Specialized Camber : Crosseur dévergondé

Le succès du Camber en France est indéniable. Alors, autant vous dire que la nouvelle mouture était attendue comme le loup blanc, surtout depuis la mise à jour du Stumpjumper. Les crosseurs de l’extrême, et pas seulement, ne vont pas être déçus !

Specialized Camber (1)
DR B. LAcoste

[Htab][tab title=”PRIX”]9999€[/tab][tab title=”POIDS”]11,77 kg en taille L[/tab][tab title=”DEBATTEMENT”]Déb. av. :120 mm | Déb. ar. : 120 mm[/tab][tab title=”USAGE”]Compétition, rando-sport, vallonné, montagne.[/tab][/Htab]

Changer un modèle qui rencontre un vrai succès dans l’hexagone est toujours un pari risqué. C’est le défi qui a pourtant été fixé aux ingénieurs de Morgan Hill, cité de la maison mère de Specialized. Il faut dire qu’avec l’arrivée du nouveau Stumpjumper, testé le mois dernier (Vélo Tout Terrain n°198), et qui a enfin retrouvé sa position dans la hiérarchie de la gamme américaine, position qu’avait habilement été compensée par le Camber depuis presque trois ans, le 120 mm de la gamme avait du souci à se faire. On peut vous le dire tout de suite, le défi a été non seulement relevé, mais en plus le résultat est très intéressant. En effet, non content de plaire aux actuels propriétaires de Camber, ce nouvel opus devrait même attirer les adeptes de l’Epic, le crosseur de la gamme. Comment ? On vous dit tout.

Une recette bien ficelée

Pour obtenir ce Camber 2016, l’idée a été simple : jouer sur le succès de la géométrie Evo proposée l’année dernière sur le Camber, et lui apporter une touche de cross-country avec une suspension arrière qui soit capable de se figer automatiquement lorsqu’elle n’a pas besoin d’amortir. Si vous suivez un peu la marque Specialized, vous voyez où je veux en venir. Pour la géométrie, c’est clair : l’angle avant s’ouvre (68,5° contre 69° en Evo et 70° en classique), les bases se raccourcissent (437 contre 450 mm), la boîte de pédalier s’abaisse (330 mm contre 335 sur la version classique). Autant vous dire qu’à 1° près sur la direction, on est quasiment comme sur le nouveau Stumpy’. Miam, miam !

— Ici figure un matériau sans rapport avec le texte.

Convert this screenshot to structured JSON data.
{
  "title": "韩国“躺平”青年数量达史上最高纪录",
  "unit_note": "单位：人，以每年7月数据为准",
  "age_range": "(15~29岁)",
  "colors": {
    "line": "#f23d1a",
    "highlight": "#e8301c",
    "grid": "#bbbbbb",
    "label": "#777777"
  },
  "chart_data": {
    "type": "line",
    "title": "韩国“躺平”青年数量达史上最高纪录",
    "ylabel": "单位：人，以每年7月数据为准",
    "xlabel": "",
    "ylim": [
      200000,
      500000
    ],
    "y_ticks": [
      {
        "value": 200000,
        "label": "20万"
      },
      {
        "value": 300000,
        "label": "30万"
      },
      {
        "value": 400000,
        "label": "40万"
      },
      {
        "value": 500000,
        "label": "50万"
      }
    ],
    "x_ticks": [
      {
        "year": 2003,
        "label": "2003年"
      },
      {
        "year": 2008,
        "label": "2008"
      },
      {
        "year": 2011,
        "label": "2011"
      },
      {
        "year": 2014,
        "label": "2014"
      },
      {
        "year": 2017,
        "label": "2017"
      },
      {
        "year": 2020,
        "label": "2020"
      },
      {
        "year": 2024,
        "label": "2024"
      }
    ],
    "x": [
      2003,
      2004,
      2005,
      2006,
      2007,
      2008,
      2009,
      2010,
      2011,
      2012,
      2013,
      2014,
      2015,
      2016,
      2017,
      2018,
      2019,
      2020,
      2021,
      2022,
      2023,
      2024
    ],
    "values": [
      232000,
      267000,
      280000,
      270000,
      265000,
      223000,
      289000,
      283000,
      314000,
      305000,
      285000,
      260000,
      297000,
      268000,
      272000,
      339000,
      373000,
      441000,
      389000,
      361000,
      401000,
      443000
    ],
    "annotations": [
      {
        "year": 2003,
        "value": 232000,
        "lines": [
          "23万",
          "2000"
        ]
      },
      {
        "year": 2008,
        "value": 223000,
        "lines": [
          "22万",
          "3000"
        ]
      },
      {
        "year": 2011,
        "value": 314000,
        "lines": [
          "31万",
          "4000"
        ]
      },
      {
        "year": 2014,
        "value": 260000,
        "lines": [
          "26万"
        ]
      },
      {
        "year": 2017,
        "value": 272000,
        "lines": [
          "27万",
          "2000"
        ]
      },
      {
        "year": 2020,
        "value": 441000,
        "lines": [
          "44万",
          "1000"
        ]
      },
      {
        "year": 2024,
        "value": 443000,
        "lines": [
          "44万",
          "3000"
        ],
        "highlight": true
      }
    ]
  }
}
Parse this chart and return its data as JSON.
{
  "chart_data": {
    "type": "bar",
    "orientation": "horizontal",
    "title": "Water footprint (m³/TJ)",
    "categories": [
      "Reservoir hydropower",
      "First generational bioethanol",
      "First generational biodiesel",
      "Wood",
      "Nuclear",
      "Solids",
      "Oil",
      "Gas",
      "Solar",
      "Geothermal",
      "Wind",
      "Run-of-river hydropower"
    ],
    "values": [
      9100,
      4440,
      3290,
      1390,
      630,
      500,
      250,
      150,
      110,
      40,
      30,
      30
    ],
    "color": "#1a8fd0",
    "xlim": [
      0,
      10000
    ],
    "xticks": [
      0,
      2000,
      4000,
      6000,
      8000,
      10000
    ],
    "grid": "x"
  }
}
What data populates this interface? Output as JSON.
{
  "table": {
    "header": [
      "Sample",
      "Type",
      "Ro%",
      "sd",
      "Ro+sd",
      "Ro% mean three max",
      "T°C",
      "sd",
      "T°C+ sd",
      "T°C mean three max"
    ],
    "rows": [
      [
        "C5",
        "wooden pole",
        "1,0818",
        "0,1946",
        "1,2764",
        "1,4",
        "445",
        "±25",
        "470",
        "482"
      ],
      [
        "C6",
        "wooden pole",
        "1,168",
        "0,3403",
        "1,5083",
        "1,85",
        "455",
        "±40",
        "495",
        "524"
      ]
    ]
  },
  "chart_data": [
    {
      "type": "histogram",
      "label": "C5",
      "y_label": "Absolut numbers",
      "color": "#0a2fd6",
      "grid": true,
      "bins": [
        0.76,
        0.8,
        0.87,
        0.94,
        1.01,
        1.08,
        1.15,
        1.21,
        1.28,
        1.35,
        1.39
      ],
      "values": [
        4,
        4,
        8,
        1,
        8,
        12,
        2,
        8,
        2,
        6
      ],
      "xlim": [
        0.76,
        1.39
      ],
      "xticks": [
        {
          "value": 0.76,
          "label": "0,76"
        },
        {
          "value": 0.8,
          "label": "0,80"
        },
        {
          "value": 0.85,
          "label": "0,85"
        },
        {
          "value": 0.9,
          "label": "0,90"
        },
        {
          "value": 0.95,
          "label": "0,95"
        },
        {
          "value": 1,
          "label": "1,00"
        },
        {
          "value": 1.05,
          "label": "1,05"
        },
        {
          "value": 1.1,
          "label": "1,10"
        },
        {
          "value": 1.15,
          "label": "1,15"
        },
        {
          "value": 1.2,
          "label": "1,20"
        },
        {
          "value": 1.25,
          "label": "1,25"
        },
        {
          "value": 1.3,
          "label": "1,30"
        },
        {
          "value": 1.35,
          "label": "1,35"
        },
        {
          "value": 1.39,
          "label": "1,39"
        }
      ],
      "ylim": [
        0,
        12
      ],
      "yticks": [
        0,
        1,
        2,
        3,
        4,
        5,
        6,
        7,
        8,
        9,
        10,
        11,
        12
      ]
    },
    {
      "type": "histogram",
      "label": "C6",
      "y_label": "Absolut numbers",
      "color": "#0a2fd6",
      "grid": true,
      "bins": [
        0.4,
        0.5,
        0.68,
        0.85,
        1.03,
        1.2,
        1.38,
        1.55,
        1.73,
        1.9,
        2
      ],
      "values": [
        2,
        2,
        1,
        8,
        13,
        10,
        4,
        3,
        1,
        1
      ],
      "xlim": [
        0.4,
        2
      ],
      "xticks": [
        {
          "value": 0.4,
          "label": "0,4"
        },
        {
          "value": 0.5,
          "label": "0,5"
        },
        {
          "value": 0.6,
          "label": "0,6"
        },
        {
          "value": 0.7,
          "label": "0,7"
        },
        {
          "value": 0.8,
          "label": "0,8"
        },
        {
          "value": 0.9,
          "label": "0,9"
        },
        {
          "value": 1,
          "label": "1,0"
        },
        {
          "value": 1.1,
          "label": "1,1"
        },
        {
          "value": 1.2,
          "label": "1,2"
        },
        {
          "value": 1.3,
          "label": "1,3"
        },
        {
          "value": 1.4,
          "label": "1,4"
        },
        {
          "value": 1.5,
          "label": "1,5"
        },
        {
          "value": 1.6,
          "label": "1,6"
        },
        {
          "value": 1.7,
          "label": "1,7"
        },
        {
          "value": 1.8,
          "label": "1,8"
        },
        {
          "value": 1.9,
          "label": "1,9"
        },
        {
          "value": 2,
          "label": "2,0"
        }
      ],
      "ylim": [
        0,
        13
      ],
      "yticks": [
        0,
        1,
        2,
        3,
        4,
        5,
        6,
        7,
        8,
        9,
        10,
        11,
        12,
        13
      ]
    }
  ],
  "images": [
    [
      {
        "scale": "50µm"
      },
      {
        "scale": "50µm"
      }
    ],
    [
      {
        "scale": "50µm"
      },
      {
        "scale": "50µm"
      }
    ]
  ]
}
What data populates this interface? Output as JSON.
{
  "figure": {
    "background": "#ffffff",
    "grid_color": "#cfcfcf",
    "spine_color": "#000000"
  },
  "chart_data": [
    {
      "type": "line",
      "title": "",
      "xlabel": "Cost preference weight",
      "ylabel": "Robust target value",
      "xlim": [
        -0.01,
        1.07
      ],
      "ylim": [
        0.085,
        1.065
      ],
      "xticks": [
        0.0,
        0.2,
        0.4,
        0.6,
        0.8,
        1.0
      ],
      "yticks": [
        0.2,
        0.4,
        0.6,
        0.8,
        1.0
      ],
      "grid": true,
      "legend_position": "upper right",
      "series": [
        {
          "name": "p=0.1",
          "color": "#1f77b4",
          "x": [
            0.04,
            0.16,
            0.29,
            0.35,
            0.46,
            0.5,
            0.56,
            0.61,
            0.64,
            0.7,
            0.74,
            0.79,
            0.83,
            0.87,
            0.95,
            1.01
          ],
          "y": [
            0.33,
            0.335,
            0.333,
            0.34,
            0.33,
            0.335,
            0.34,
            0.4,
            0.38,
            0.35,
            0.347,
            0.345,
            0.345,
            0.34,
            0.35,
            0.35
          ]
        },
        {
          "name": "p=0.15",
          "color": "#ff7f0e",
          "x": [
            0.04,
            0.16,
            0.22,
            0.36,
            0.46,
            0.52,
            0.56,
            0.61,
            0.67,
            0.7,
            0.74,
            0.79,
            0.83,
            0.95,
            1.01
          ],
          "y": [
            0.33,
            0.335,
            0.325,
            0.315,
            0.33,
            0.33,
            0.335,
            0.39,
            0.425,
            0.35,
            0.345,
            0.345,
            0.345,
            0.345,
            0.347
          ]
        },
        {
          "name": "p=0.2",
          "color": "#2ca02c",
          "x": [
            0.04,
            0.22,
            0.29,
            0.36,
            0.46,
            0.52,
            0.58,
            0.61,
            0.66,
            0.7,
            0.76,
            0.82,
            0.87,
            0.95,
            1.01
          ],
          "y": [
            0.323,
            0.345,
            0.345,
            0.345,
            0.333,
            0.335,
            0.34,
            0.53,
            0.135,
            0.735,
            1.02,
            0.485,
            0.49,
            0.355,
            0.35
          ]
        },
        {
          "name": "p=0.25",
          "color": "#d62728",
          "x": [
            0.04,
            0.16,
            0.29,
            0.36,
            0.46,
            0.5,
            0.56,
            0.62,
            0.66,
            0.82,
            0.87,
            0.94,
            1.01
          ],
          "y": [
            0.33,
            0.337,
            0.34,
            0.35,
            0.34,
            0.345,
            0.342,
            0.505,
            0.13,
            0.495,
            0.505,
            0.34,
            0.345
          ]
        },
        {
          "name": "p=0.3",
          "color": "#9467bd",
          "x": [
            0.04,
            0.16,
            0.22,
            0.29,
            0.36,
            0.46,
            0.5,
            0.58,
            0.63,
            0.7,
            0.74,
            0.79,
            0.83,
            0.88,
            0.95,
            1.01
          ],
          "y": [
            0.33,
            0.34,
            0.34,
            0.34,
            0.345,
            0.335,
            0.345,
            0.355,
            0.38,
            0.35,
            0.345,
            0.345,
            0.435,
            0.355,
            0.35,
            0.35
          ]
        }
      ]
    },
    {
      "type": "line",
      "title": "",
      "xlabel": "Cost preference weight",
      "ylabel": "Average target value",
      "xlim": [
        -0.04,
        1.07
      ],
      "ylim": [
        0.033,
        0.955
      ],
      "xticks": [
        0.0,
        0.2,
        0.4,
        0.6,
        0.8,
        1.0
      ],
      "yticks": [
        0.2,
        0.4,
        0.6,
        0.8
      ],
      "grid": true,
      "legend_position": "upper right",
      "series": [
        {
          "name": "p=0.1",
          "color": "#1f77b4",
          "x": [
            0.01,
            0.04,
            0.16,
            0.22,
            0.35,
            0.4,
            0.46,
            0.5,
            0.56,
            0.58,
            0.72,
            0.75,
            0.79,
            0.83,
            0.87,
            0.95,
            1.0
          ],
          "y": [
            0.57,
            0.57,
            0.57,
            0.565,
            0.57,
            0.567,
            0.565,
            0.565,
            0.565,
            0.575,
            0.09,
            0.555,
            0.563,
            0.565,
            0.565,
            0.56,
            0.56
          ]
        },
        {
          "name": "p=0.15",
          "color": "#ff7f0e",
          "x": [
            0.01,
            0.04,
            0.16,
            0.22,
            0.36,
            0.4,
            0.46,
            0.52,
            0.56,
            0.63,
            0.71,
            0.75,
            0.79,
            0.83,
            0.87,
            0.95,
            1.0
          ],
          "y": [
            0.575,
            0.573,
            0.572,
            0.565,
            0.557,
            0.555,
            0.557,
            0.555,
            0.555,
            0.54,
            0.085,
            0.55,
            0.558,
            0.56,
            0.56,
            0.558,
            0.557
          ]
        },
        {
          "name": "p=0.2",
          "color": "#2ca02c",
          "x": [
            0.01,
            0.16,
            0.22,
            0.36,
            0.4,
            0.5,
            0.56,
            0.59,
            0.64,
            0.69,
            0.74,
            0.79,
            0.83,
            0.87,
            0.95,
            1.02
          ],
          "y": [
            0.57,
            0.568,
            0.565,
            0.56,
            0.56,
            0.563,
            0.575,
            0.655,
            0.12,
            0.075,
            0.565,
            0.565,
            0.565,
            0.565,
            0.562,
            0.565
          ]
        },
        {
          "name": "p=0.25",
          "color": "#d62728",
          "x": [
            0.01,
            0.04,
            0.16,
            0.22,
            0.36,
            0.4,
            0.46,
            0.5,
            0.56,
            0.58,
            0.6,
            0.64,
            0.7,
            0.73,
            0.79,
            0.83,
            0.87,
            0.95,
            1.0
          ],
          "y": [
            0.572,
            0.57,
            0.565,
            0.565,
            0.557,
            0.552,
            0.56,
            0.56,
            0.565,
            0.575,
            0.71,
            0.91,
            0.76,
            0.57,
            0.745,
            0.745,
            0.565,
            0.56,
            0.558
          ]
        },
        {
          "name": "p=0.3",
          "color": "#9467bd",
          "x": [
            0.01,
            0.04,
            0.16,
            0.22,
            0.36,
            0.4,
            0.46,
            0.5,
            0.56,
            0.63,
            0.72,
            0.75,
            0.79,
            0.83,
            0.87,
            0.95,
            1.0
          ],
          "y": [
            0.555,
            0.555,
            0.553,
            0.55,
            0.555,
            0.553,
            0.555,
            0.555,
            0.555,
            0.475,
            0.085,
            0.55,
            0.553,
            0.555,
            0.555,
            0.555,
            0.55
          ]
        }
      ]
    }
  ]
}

Pour la suspension, et bien c’est l’arrivée du Brain sur le Camber ! Oh mais pas le Brain que l’on connaît sur l’Epic, une version plus adoucie, afin de mieux coller aux ambitions polyvalentes d’usage du Camber. Petit rappel sur le Brain : il s’agit d’un petit piston logé dans une bonbonne d’huile reliée à l’amortisseur. Cette bonbonne est placée proche du moyeu arrière et à un certain degré (ici 65°) pour être au plus proche du point d’attaque lorsque la roue arrière rencontre un obstacle, et agir en conséquence. Pour simplifier, disons que lorsque la roue ne rencontre pas d’obstacle, le piston ferme le circuit hydraulique, la suspension est donc bloquée. Dès qu’elle entre en contact avec une pierre, ou une déformation du terrain, le piston se met en action, et libère l’huile, permettant ainsi à l’amortisseur de se mettre en mouvement pour absorber le choc. Vous suivez toujours ? Bon. Sur l’Epic, le système est comment dire… peu réactif, et quand il se déclenche il vous le fait bien savoir. Les purs crosseurs adorent parce qu’ils retrouvent un peu l’époque où ils roulaient en semi-rigide. Ici, heureusement rien de tout ça. En effet, le Brain a été recalibré pour un usage plus confortable. Concrètement, sur les premiers 20% du débattement, c’est-à-dire ce qui correspond en gros à la précontrainte de l’amortisseur, le Brain est libre. Ensuite seulement, il entre en action. Ça laisse donc la suspension active sur les petits chocs, tandis qu’en côte, assis sur la selle, vous obtenez une vraie bonne motricité et toujours du confort. En fait, Specialized reprend la recette déjà éprouvée en 2006 sur les fourches Fox X TrailTune. Et ça fonctionne. Mieux, la transition fermé/ouvert est quasiment imperceptible. Enfin ! Pour arriver à ce résultat, les ingénieurs ont tout simplement revu le système du Brain et adjoint la fameuse Spike Valve (gestion de la compression haute vitesse) dans l’amortisseur, que l’on retrouve aussi sur les fourches RockShox que Specialized revisite pour l’occasion. La RS-1 qui trône sur notre S-Works de test ne fait pas exception.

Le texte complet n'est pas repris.